Still, a recent post by a fellow blogger got me to thinking: Why AM I doing this? Why do I cap off my days of frustration by spelling it out for the world (or at least a very small slice of it) to see? I can’t say I really know. When I began this endeavor, I was merely on the hunt for more eyeballs. Little did I know I’d stumble onto a revolution. Since first committing my thoughts to cyberspace, I’ve made scores of new friends, enjoyed surprising conversations with old ones and reluctantly joined something larger - a movement far more significant than my own tortured confessions. Along the way, I’ve written more than I ever thought possible, even when - like now - I didn’t have an awful lot to say. I guess that makes me the average blogger: a slightly addled, narcissistic wordsmith who merely likes the sound of his own computer keyboard late late at night.

So, motivations (and site meter addictions) aside, I hereby pledge to continue firing off epistles into the blogosphere. Though I cannot vouch for the merit of everything I post, I’m in way too deep to stop now. But please forgive me if I occasionally veer off from sordid tales of the road to indulge in a little curbside self-absorption. Allow me the mixed metaphor, the half-baked thesis, the rambling diatribe best left unshared. You see, I’m just a cynical photog fending off a mid-life crisis with the power of the written word. If that alone is the end result of all this compulsive effort, then I’ll deem this little experiment a success. As to my half dozen faithful readers, I thank you from the bottom of my crusty heart and promise NOT to highlight the past nine months worth of signature blather and hit the ’delete’ button.

Not yet, anyway.

Tuesday, July 05, 2005

Into the Wild

In an effort to pull myself from this mid-summer funk, I decided to go to work today (big of me, eh?). No sooner had I saddled up the old news unit when I remembered today's assignment... GEOCACHING! What? You've never heard of this latest high-tech craze? Actually, I was only vaguely aware of it myself until I met a group of local geo-enthusiasts at the always beautiful Salem Lake. Together we traipsed deep into the woods in search of a hidden ammo-can full of knick-knacks that only a gang of GPS-wielding pre-teens could appreciate.

But I'm not bitter! Fact is, I had a pretty good time picking my way through briar patches and poison ivy in the name of television news. It reminded me of all those Greene County marijuana extractions I used to specialize in - except today there weren't any helicopters hovering above the treeline. Instead there were only bloated draginflys and suffocating humidity to make the trip all that more special. What better way to shake off this professional slump?

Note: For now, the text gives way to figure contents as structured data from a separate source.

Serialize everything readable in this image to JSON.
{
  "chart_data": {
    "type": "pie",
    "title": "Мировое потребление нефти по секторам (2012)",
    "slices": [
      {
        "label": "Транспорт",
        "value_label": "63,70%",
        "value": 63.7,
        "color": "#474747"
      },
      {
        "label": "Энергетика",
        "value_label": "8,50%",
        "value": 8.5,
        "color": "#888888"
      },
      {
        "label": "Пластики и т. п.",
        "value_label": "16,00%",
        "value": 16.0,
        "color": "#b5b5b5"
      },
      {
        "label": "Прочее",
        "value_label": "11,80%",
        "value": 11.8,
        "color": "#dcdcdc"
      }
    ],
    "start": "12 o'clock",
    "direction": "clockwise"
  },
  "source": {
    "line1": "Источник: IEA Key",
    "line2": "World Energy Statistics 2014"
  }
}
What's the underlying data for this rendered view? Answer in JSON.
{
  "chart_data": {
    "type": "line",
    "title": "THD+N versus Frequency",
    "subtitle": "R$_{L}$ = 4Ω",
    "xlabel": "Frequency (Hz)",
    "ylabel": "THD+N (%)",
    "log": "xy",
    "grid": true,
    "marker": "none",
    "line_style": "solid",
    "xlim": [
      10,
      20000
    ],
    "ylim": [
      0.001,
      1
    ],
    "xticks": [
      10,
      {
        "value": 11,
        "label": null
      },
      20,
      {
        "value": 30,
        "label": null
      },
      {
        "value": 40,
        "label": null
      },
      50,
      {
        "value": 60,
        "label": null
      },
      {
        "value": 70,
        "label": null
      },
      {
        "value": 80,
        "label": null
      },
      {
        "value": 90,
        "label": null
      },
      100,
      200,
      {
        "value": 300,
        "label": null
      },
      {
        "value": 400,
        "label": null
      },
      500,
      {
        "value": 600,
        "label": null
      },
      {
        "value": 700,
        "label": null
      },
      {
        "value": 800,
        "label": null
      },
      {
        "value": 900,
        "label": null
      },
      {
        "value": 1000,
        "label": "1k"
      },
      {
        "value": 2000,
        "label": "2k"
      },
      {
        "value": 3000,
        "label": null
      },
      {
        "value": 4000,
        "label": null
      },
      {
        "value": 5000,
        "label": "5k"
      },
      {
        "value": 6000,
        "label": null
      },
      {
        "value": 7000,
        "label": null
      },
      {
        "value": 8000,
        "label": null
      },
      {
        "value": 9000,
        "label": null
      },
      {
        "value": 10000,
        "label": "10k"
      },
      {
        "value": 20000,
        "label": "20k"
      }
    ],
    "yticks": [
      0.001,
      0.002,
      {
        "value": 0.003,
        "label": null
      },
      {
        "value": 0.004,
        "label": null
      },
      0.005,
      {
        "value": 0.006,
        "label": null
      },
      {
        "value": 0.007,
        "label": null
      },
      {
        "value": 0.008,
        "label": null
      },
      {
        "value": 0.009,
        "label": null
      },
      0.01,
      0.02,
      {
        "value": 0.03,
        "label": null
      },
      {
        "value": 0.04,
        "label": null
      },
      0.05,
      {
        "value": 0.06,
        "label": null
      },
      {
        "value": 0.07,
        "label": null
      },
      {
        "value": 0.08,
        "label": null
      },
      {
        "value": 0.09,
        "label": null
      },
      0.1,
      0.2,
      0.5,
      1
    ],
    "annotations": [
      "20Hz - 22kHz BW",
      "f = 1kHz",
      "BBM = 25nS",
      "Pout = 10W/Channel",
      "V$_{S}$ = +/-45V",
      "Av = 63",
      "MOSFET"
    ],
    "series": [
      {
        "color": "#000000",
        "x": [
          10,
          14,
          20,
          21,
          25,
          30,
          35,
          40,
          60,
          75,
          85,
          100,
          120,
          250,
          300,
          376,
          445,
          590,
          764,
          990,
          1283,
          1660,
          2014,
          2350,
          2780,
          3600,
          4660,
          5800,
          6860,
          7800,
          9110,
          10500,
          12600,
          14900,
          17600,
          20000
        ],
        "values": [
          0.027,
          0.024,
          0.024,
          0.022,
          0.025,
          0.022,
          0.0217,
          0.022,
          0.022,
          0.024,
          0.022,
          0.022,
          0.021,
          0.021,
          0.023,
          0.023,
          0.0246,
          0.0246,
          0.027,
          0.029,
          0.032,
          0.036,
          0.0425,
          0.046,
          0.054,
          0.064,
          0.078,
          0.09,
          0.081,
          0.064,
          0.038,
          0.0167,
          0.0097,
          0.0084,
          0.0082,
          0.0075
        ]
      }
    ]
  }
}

Self-directed venom aside, I give the Geocachers a thumbs-up. With their hand-held gadgets, cryptic nicknames and endless war stories, I felt like I was hanging with my pals at the crime-tape! I may even look into this Geocaching myself - drop some coin on my own GPS thingie and get the whole family involved. But if it's okay - I think I'll wait until the fall when glorious color fills these rolling hills and heavy air doesn't suck the very breath from your lungs. Until then, I'll be right here in the A.C., sipping overpriced coffee and manning the laptop. You pick your hobby, I'll pick mine.